OPEC and non-OPEC producers will meet next Sunday (April 17) in Doha to discuss a potential production freeze. We do not expect the meeting to deliver a bullish surprise as we believe production cuts make little sense given it has taken 18 months for the rebalancing to finally start. In addition, any resolute agreement that would support prices from current levels would prove self-defeating, in our view, as we believe that sustained low prices are required for the nascent non-OPEC supply adjustments to deliver a deficit in 2H16. Finally, a production freeze at recent production levels would not accelerate the rebalancing of the oil market as OPEC (ex. Iran) and Russia production levels have this year remained close to our 2016 average annual forecast of 40.5 mb/d. Importantly, the stable level of production achieved during the first three months of the year is due to transient disruptions whose reversal could add 500 kb/d to OPEC production, with Iran, the Neutral Zone and Libya potentially providing additional production growth in coming months. As a result, we see risks that even a production agreement could be followed by sequentially rising OPEC production given the multitude of potential sources of production growth.

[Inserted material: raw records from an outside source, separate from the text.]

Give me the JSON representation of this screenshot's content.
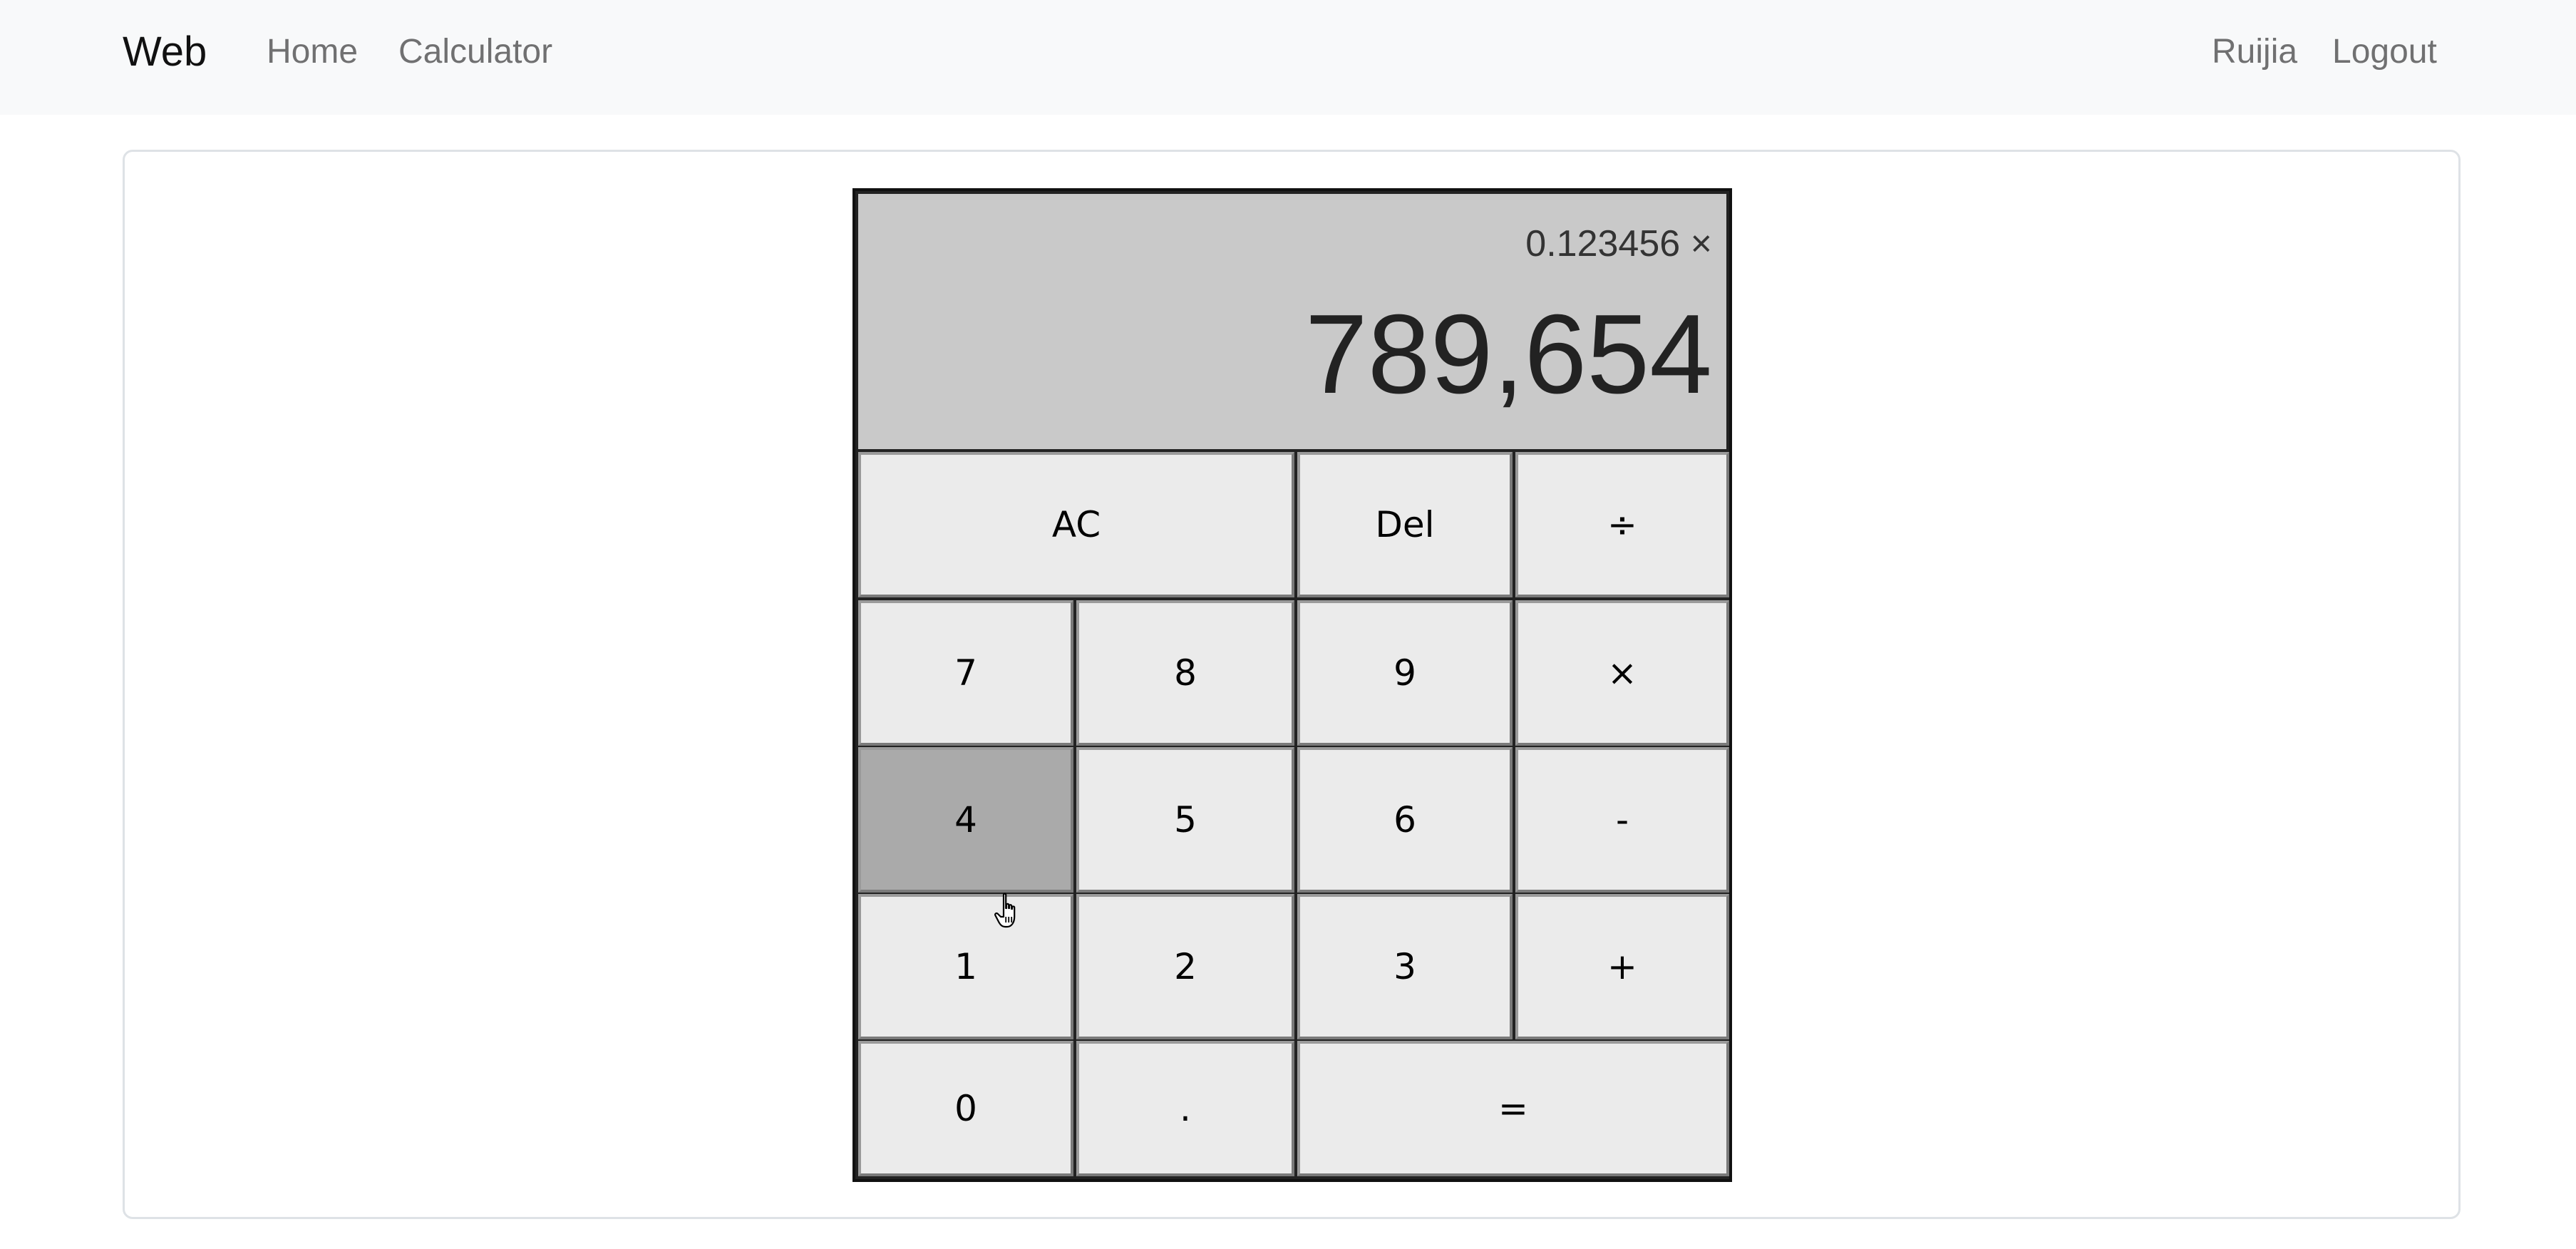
{
  "navbar": {
    "brand": "Web",
    "links": [
      "Home",
      "Calculator"
    ],
    "user": "Ruijia",
    "logout": "Logout"
  },
  "calculator": {
    "previous_operand": "0.123456 ×",
    "current_operand": "789,654",
    "keys": {
      "ac": "AC",
      "del": "Del",
      "divide": "÷",
      "seven": "7",
      "eight": "8",
      "nine": "9",
      "multiply": "×",
      "four": "4",
      "five": "5",
      "six": "6",
      "minus": "-",
      "one": "1",
      "two": "2",
      "three": "3",
      "plus": "+",
      "zero": "0",
      "dot": ".",
      "equals": "="
    },
    "pressed_key": "4"
  },
  "colors": {
    "navbar_bg": "#f8f9fa",
    "display_bg": "#c9c9c9",
    "key_bg": "#ebebeb",
    "key_pressed_bg": "#aaaaaa"
  },
  "cursor": "hand-pointer-icon"
}
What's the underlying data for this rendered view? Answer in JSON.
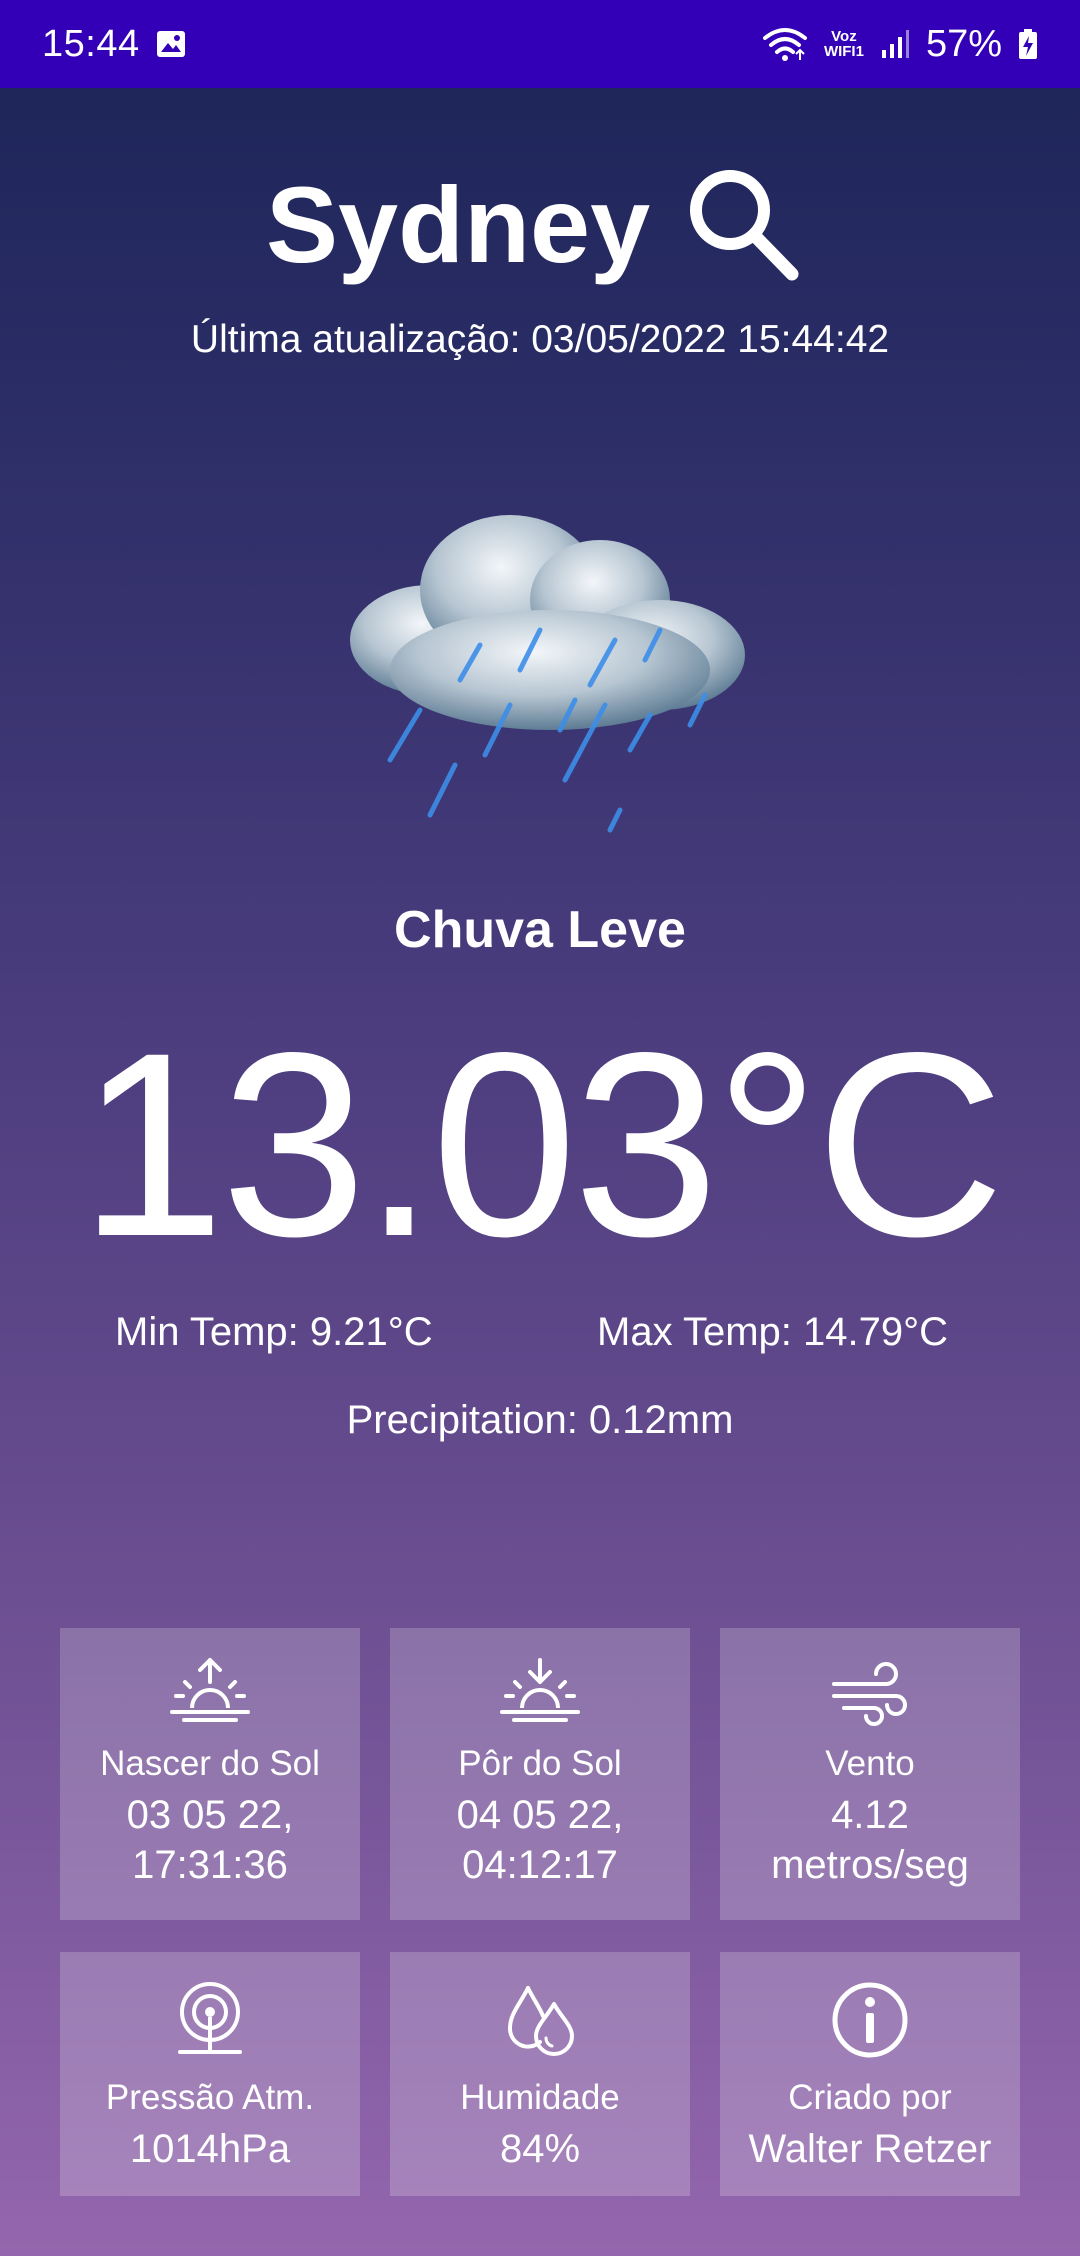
{
  "status_bar": {
    "time": "15:44",
    "gallery_icon": "image-icon",
    "wifi_icon": "wifi-icon",
    "voz_top": "Voz",
    "voz_bottom": "WIFI1",
    "signal_icon": "signal-icon",
    "battery_text": "57%",
    "battery_icon": "battery-charging-icon",
    "bar_color": "#3300b7"
  },
  "header": {
    "city": "Sydney",
    "search_icon": "search-icon",
    "updated": "Última atualização: 03/05/2022 15:44:42"
  },
  "weather": {
    "icon": "rain-cloud-icon",
    "condition": "Chuva Leve",
    "temperature": "13.03°C",
    "min_temp": "Min Temp: 9.21°C",
    "max_temp": "Max Temp: 14.79°C",
    "precipitation": "Precipitation: 0.12mm"
  },
  "cards": {
    "sunrise": {
      "icon": "sunrise-icon",
      "label": "Nascer do Sol",
      "value": "03 05 22,",
      "value2": "17:31:36"
    },
    "sunset": {
      "icon": "sunset-icon",
      "label": "Pôr do Sol",
      "value": "04 05 22,",
      "value2": "04:12:17"
    },
    "wind": {
      "icon": "wind-icon",
      "label": "Vento",
      "value": "4.12",
      "value2": "metros/seg"
    },
    "pressure": {
      "icon": "pressure-icon",
      "label": "Pressão Atm.",
      "value": "1014hPa"
    },
    "humidity": {
      "icon": "humidity-icon",
      "label": "Humidade",
      "value": "84%"
    },
    "info": {
      "icon": "info-icon",
      "label": "Criado por",
      "value": "Walter Retzer"
    }
  }
}
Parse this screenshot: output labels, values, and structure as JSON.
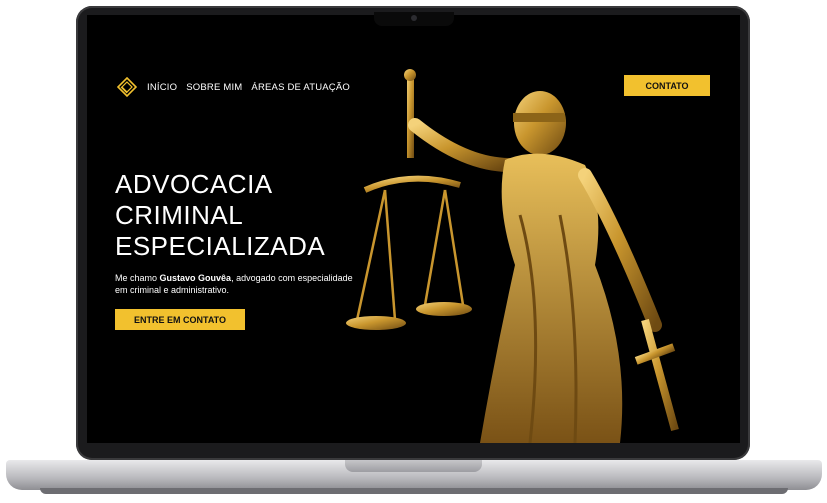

Ultimately, while the market seems to have taken comfort in some form of OPEC help, press reports over the past weeks suggest that a production agreement is far from guaranteed. Net, we see greater odds that the Doha meeting delivers a bearish catalyst for oil prices. Interestingly, the oil options market is associating no risk premia to this meeting with Jun-16 Brent ATM implied volatility below Jul-16 ATM implied vol, the first time this has occurred heading into an OPEC meeting since June 2014. While it is difficult to assess consensus expectations ahead of the meeting, we believe that this upward sloping volatility curve is mispricing the potential moves on Monday, April 18, with our bias for lower prices. Finally, while we forecast that the balancing of the oil market will bring crude oil prices sustainably back into backwardation later this year, we believe that the recent flattening of the Brent forward curve is only transitory, reflecting the combination of production maintenance, especially in the North Sea, in the face of seasonally rising Atlantic basin refinery runs. As a result, we continue to believe that the balancing of the oil market requires sustained low prices with our 2Q16 forecast of $35/bbl.